INFO: task events/2:16 blocked for more than 120 seconds.
"echo 0 > /proc/sys/kernel/hung_task_timeout_secs" disables this message.
events/2      D 0000000000000000     0    16      1            17    15 (L-TLB)
 ffff810127ff3d30 0000000000000046 0000000300000000 0000000000000000
 0000000000000000 000000000000000a ffff810127fce7e0 ffff810127c81820
 000007fd05e545fa 00000000000007b9 ffff810127fce9c8 0000000227ff3e10
Call Trace:
 [<ffffffff80240a78>] linkwatch_event+0x0/0x30
 [<ffffffff80063171>] wait_for_completion+0x79/0xa2
 [<ffffffff8008ee54>] default_wake_function+0x0/0xe
 [<ffffffff800a178e>] synchronize_rcu+0x30/0x36
 [<ffffffff800a12ca>] wakeme_after_rcu+0x0/0x9
 [<ffffffff80248585>] dev_deactivate+0x82/0xb1
 [<ffffffff80240a3a>] __linkwatch_run_queue+0x1a1/0x1df
 [<ffffffff80240aa2>] linkwatch_event+0x2a/0x30
 [<ffffffff8004d293>] run_workqueue+0x9e/0xfb
 [<ffffffff80049a9c>] worker_thread+0x0/0x122
 [<ffffffff80049b8c>] worker_thread+0xf0/0x122
 [<ffffffff8008ee54>] default_wake_function+0x0/0xe
 [<ffffffff8003265f>] kthread+0xfe/0x132
 [<ffffffff8005dfb1>] child_rip+0xa/0x11
 [<ffffffff80032561>] kthread+0x0/0x132
 [<ffffffff8005dfa7>] child_rip+0x0/0x11

Comment 1 Qian Cai 2011-12-26 08:53:48 UTC

Please test kdump not kexec directly by using a modified kdump.conf with a dump target. We don't support kexec direct reboot.

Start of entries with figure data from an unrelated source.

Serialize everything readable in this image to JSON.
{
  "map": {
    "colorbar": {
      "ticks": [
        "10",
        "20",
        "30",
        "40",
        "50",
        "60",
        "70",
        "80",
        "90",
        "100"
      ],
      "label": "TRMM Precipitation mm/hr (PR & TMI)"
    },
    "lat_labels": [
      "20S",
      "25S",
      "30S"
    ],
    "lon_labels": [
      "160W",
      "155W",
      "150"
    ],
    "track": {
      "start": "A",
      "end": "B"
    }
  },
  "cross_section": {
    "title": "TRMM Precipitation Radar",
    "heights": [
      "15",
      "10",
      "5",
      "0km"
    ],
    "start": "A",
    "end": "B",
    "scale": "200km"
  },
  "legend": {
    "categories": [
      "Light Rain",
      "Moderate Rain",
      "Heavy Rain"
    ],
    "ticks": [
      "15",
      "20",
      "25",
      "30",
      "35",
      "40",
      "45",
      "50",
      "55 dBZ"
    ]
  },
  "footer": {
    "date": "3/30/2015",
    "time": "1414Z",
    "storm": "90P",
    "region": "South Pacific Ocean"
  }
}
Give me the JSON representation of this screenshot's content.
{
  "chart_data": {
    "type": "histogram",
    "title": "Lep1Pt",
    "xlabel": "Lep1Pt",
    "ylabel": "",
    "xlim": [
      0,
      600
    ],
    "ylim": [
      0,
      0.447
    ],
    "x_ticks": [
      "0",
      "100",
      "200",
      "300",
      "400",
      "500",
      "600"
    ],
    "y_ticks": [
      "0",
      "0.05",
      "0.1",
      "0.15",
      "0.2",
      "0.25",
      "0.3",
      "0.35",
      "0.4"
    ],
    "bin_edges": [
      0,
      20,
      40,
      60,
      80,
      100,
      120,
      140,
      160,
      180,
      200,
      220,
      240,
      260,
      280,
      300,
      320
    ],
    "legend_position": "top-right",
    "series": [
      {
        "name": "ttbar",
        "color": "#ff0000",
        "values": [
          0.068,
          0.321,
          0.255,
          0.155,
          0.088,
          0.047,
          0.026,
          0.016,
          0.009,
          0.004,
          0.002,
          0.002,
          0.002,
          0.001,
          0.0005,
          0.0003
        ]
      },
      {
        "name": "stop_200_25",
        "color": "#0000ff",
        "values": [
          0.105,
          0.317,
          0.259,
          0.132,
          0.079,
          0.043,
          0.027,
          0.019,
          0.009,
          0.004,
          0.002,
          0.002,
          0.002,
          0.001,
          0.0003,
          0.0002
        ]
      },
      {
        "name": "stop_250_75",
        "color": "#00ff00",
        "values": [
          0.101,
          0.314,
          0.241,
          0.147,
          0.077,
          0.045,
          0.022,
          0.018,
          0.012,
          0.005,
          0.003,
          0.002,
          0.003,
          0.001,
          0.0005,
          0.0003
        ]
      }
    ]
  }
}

Comment 2 Qian Cai 2011-12-26 08:55:04 UTC

If you tried the above and the problem occurred, please re-open it.

Comment 3 Gleb Natapov 2011-12-27 09:45:51 UTC

(In reply to comment #1)
> Please test kdump not kexec directly by using a modified kdump.conf with a dump
> target. We don't support kexec direct reboot.
We do not support it only on virt or on real HW too? What is the reason we do not support it? It is very useful to quickly reboot machines with very slow BIOS.

Comment 4 Qian Cai 2011-12-27 10:35:54 UTC

Let me re-clarify. kexec() syscall is supported but as I said it is hard to get it right manually on different machines due to complicated arguments required, while kdump will take care of those arguments right automatically.

The use case you described is not really what customers/partners will use AFAICT, so it is more of a convenience debugging feature for kernel hackers similar to kgdb, kernel-debug variants which is just a lower-priority for engineering resource-wise. 

But again, if kdump works not kexec directly, then it is likely that it is because of the arguments were not get right.